Firefox 3.6 Beta 5 moves ahead, but more work to be done
Betanews tests with the latest Beta 5 release of Mozilla Firefox 3.6 show some respectable performance improvements, in the race to catch-up to Google Chrome. One of those improvements -- the full impact of which we'll see over time, as Web servers improve their scripting to support it -- is asynchronous scripting. It's a feature added to the HTML 5 standard, and Firefox 3.6 will be the first browser to support it.

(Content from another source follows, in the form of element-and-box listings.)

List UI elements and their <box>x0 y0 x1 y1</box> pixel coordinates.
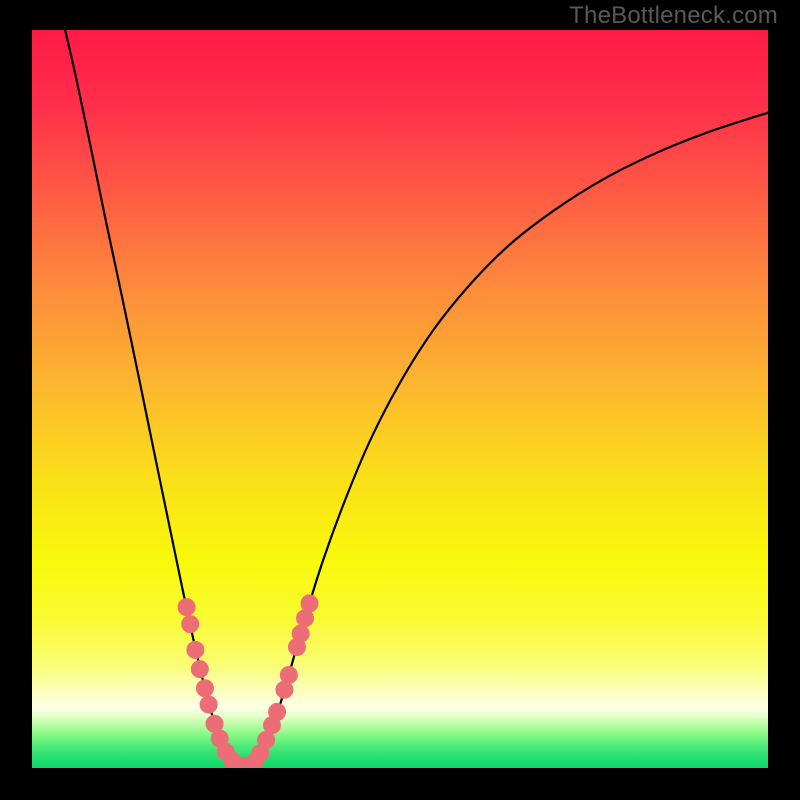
marker-left_cluster <box>182 616 199 633</box>
marker-right_cluster <box>301 595 318 612</box>
marker-left_cluster <box>200 696 217 713</box>
curve-right_curve <box>245 113 768 767</box>
marker-right_cluster <box>280 667 297 684</box>
curve-left_curve <box>65 30 245 767</box>
marker-right_cluster <box>269 703 286 720</box>
marker-left_cluster <box>187 641 204 658</box>
chart-svg-layer <box>0 0 800 800</box>
marker-left_cluster <box>178 599 195 616</box>
watermark-text: TheBottleneck.com <box>569 2 778 30</box>
marker-right_cluster <box>292 625 309 642</box>
marker-left_cluster <box>196 680 213 697</box>
chart-frame: TheBottleneck.com <box>0 0 800 800</box>
marker-left_cluster <box>191 661 208 678</box>
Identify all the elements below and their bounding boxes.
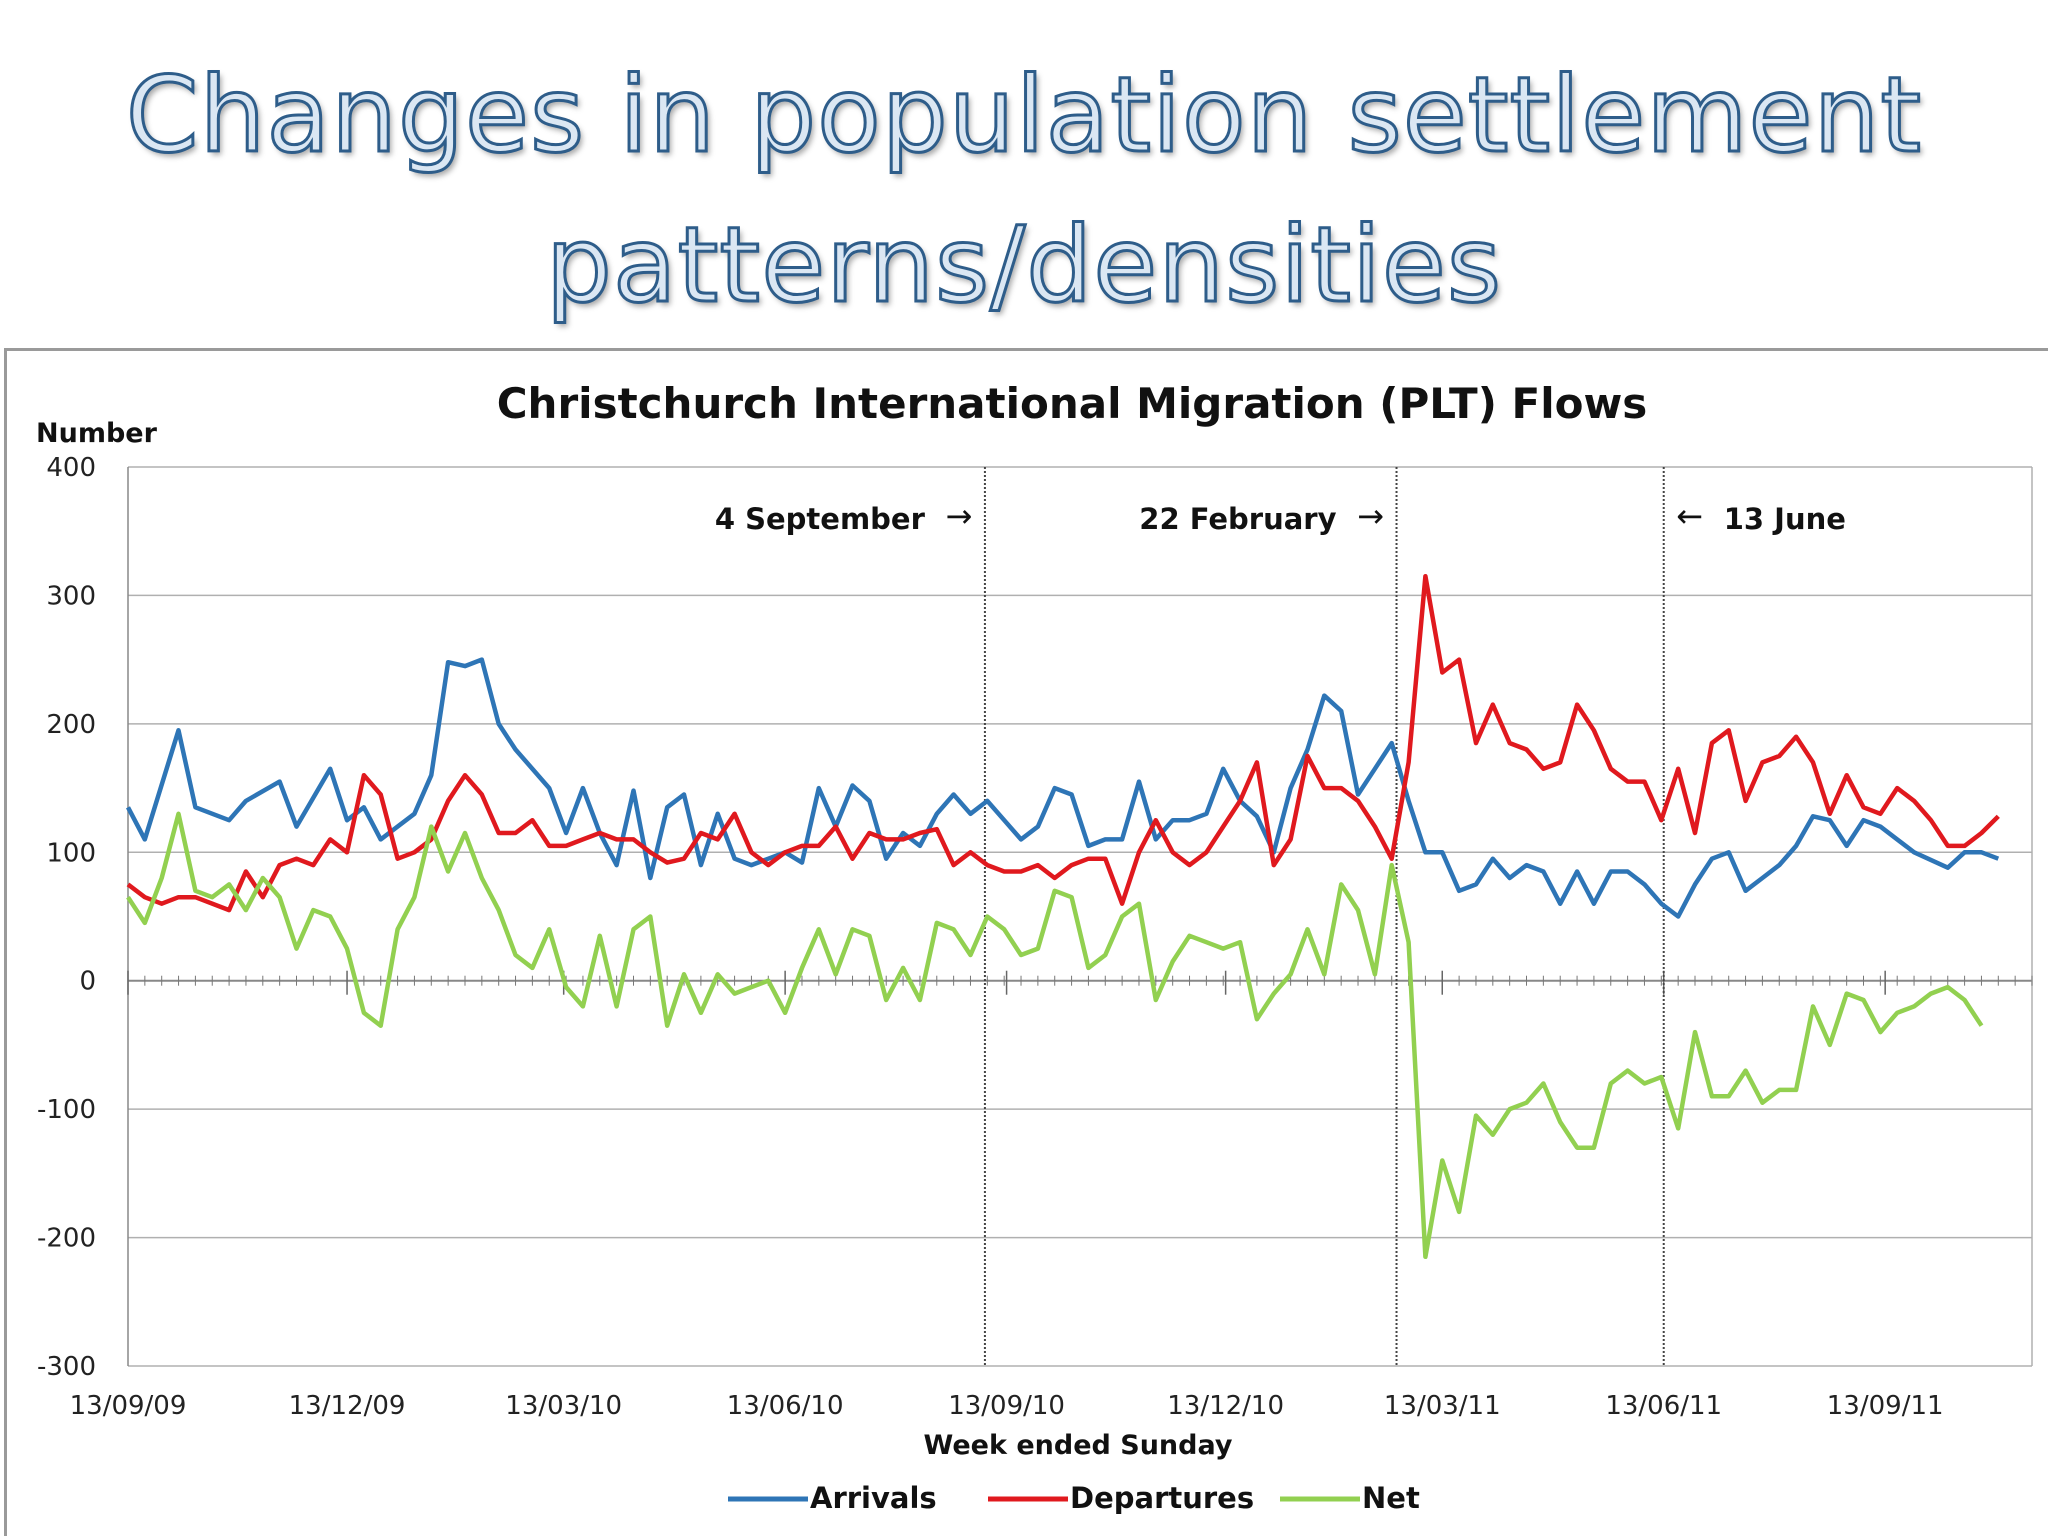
x-tick-label: 13/03/10 [505,1391,622,1421]
y-tick-label: -100 [37,1095,96,1125]
series-line-net [126,811,1984,1260]
slide-title-line-1: Changes in population settlement [124,53,1923,178]
chart-title: Christchurch International Migration (PL… [497,379,1648,428]
event-label: 4 September [715,502,926,536]
chart-frame [4,348,2048,1536]
event-arrow: → [1357,497,1384,535]
y-tick-label: 100 [46,838,96,868]
event-label: 13 June [1724,502,1846,536]
slide-title-line-2: patterns/densities [544,203,1503,328]
x-tick-label: 13/03/11 [1384,1391,1501,1421]
series-lines [126,573,2000,1260]
event-arrow: ← [1676,497,1703,535]
legend: Arrivals Departures Net [728,1481,1420,1515]
x-tick-label: 13/12/09 [289,1391,406,1421]
y-tick-label: 200 [46,710,96,740]
y-tick-label: 0 [79,967,96,997]
slide-title: Changes in population settlement pattern… [0,40,2048,340]
x-tick-label: 13/09/11 [1827,1391,1944,1421]
axes: 400 300 200 100 0 -100 -200 -300 13/09/09 13/12/0… [37,453,2033,1421]
x-tick-label: 13/09/09 [70,1391,187,1421]
x-tick-label: 13/09/10 [948,1391,1065,1421]
series-line-departures [126,573,2000,913]
legend-label: Departures [1070,1481,1254,1515]
event-markers: 4 September → 22 February → 13 June ← [715,467,1846,1366]
legend-label: Net [1362,1481,1420,1515]
gridlines [128,466,2032,1367]
x-tick-label: 13/06/11 [1605,1391,1722,1421]
legend-label: Arrivals [810,1481,937,1515]
y-tick-label: 400 [46,453,96,483]
y-tick-label: 300 [46,581,96,611]
x-axis-label: Week ended Sunday [924,1430,1233,1461]
event-arrow: → [946,497,973,535]
event-label: 22 February [1139,502,1336,536]
series-line-arrivals [126,657,2000,919]
x-tick-label: 13/12/10 [1167,1391,1284,1421]
y-axis-label: Number [36,418,158,449]
x-tick-label: 13/06/10 [727,1391,844,1421]
y-tick-label: -200 [37,1224,96,1254]
y-tick-label: -300 [37,1352,96,1382]
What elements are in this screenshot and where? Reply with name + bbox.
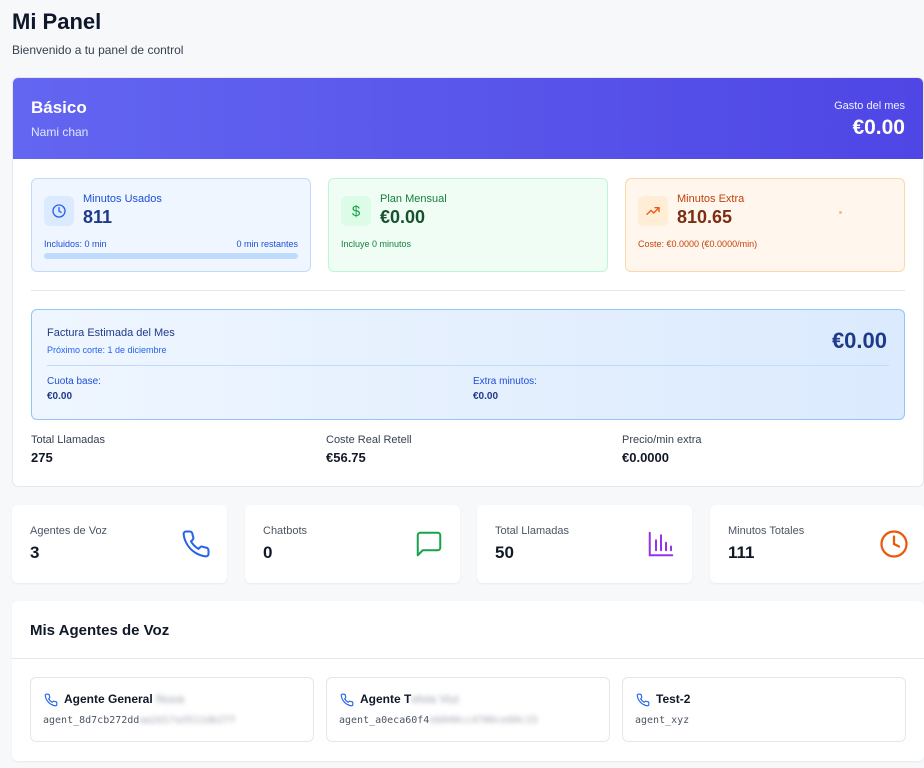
- metric-value: 111: [728, 543, 755, 562]
- monthly-plan-label: Plan Mensual: [380, 193, 447, 205]
- extra-minutes-box: Minutos Extra 810.65 Coste: €0.0000 (€0.…: [625, 178, 905, 272]
- metric-chatbots[interactable]: Chatbots 0: [245, 505, 460, 583]
- voice-agents-section: Mis Agentes de Voz Agente General Nuva a…: [12, 601, 924, 761]
- metric-value: 50: [495, 543, 514, 562]
- agent-id-redacted: eb040cc4706ce60c15: [429, 715, 538, 726]
- invoice-separator: [47, 365, 889, 366]
- agent-id: agent_xyz: [635, 715, 690, 726]
- summary-extra-price-value: €0.0000: [622, 450, 669, 465]
- metric-total-calls[interactable]: Total Llamadas 50: [477, 505, 692, 583]
- metric-voice-agents[interactable]: Agentes de Voz 3: [12, 505, 227, 583]
- minutes-remaining: 0 min restantes: [236, 239, 298, 249]
- clock-icon: [880, 530, 908, 558]
- trending-up-icon: [638, 196, 668, 226]
- summary-retell-cost-value: €56.75: [326, 450, 366, 465]
- bar-chart-icon: [648, 531, 674, 557]
- metric-value: 0: [263, 543, 273, 562]
- agent-name: Agente General Nuva: [64, 692, 185, 706]
- chat-icon: [416, 531, 442, 557]
- summary-total-calls-label: Total Llamadas: [31, 434, 105, 446]
- phone-icon: [636, 693, 650, 707]
- extra-minutes-label: Minutos Extra: [677, 193, 745, 205]
- metric-value: 3: [30, 543, 40, 562]
- invoice-base-value: €0.00: [47, 391, 73, 402]
- estimated-invoice: Factura Estimada del Mes Próximo corte: …: [31, 309, 905, 420]
- extra-minutes-value: 810.65: [677, 207, 733, 227]
- phone-icon: [340, 693, 354, 707]
- minutes-used-value: 811: [83, 207, 113, 227]
- invoice-next-cut: Próximo corte: 1 de diciembre: [47, 345, 167, 355]
- phone-icon: [44, 693, 58, 707]
- page-subtitle: Bienvenido a tu panel de control: [12, 43, 184, 57]
- invoice-title: Factura Estimada del Mes: [47, 327, 175, 339]
- plan-header: Básico Nami chan Gasto del mes €0.00: [13, 78, 923, 159]
- agent-name-redacted: elvia Voz: [411, 692, 460, 706]
- page-title: Mi Panel: [12, 9, 102, 34]
- summary-retell-cost-label: Coste Real Retell: [326, 434, 412, 446]
- section-divider: [12, 658, 924, 659]
- extra-minutes-cost: Coste: €0.0000 (€0.0000/min): [638, 239, 758, 249]
- clock-icon: [44, 196, 74, 226]
- plan-divider: [31, 290, 905, 291]
- invoice-total: €0.00: [831, 328, 887, 353]
- agent-name: Test-2: [656, 692, 691, 706]
- minutes-used-box: Minutos Usados 811 Incluidos: 0 min 0 mi…: [31, 178, 311, 272]
- invoice-extra-label: Extra minutos:: [473, 376, 537, 387]
- invoice-extra-value: €0.00: [473, 391, 499, 402]
- decorative-dot: [839, 211, 842, 214]
- monthly-spend-label: Gasto del mes: [834, 100, 905, 112]
- summary-extra-price-label: Precio/min extra: [622, 434, 702, 446]
- plan-name: Básico: [31, 98, 87, 117]
- metric-label: Chatbots: [263, 525, 308, 537]
- monthly-plan-note: Incluye 0 minutos: [341, 239, 412, 249]
- metric-label: Agentes de Voz: [30, 525, 108, 537]
- monthly-spend-value: €0.00: [852, 116, 905, 139]
- agent-id-redacted: aa2d17a3511db27f: [139, 715, 236, 726]
- phone-icon: [182, 530, 210, 558]
- metric-label: Total Llamadas: [495, 525, 569, 537]
- agent-name-redacted: Nuva: [156, 692, 185, 706]
- dollar-icon: $: [341, 196, 371, 226]
- minutes-progress-bar: [44, 253, 298, 259]
- summary-total-calls-value: 275: [31, 450, 53, 465]
- metric-total-minutes[interactable]: Minutos Totales 111: [710, 505, 924, 583]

Ironically, however, our tests this afternoon with the WHAT Working Group (WHATWG) working draft page explaining HTML 5 features, including asynchronous scripting, consistently crashes Firefox 3.6 on our Windows 7 test machine. To certify that the problem was limited to the beta, we tried the same page (which we've read before with no problem) with the latest stable Firefox 3.5.6. That browser also crashed.
The page in question is a particularly long page with multiple concurrent edits, and a floating element along the bottom that enables reviewers to mark passages that may be in error and submit comments.
At first, in our tests, Internet Explorer 8 does not crash, but that's not to say it's out of the woods. IE8 doesn't display the floating element, and the vertical scroll bar can often remain stuck for seconds at a time before releasing its virtual grip on the desktop. Asking it to search for text inline in the page results in what appears to be a hang, at least for as long as a full minute, before IE8 responds.
The page's author is Google's Ian Hickson, but that's just coincidence. The fact that the leading alternative browser for Windows has significant difficulty rendering a large page with complex, collaborative content, shows that stability can still be improved.
Firefox 3.6 Beta 5 crashes when loading a working draft page from the Web standards working group WHATWG.
That's not to say Mozilla's testers haven't already done a stellar job. Over 1,500 separate bugs and feature additions were made to 3.6 since the initial alphas, and about one-tenth of those were fixes to Beta 4. A handful of unresolved bugs are pending, according to the organization's Bugzilla database.
Preliminary Betanews tests on Firefox 3.6 Beta 5 running in Windows 7 RTM show some respectable performance gains, as Mozilla creeps into the territory blazed earlier this year by Google Chrome. Using our CRPI benchmark suite of 69 separate data points, Beta 5 scored a 12.59 in Windows 7, compared to an 11.12 for the latest stable Firefox 3.5.6. That means that Beta 5 is showing 13% improved performance over the current stable version, which is a little better than 11 times the performer of Internet Explorer 7 in Vista (the slowest browser we test, on the slowest platform).
By comparison, the latest alpha version (not yet accounting for "public" comments, at least not officially) of Firefox 3.7 scored a 12.95 on the same tests. The very latest dev build of Google Chrome (4.0.266.0) scored a 20.56, while Internet Explorer 8's score remains mired at 1.54. Again, these are the Windows 7 scores, and do not yet take into account Vista and Windows XP performance.
Our test suite, however, does not yet take account of asynchronous scripting. It's a feature that has yet to be seen in many Web pages and services yet, though Google is actually making some headway here. Last December 1, Google began offering an asynchronous tracking script for servers to add to their Web pages. In announcing the feature, Google Analytics team member Brian Kuhn credited Firefox 3.6 as the browser making this feature possible.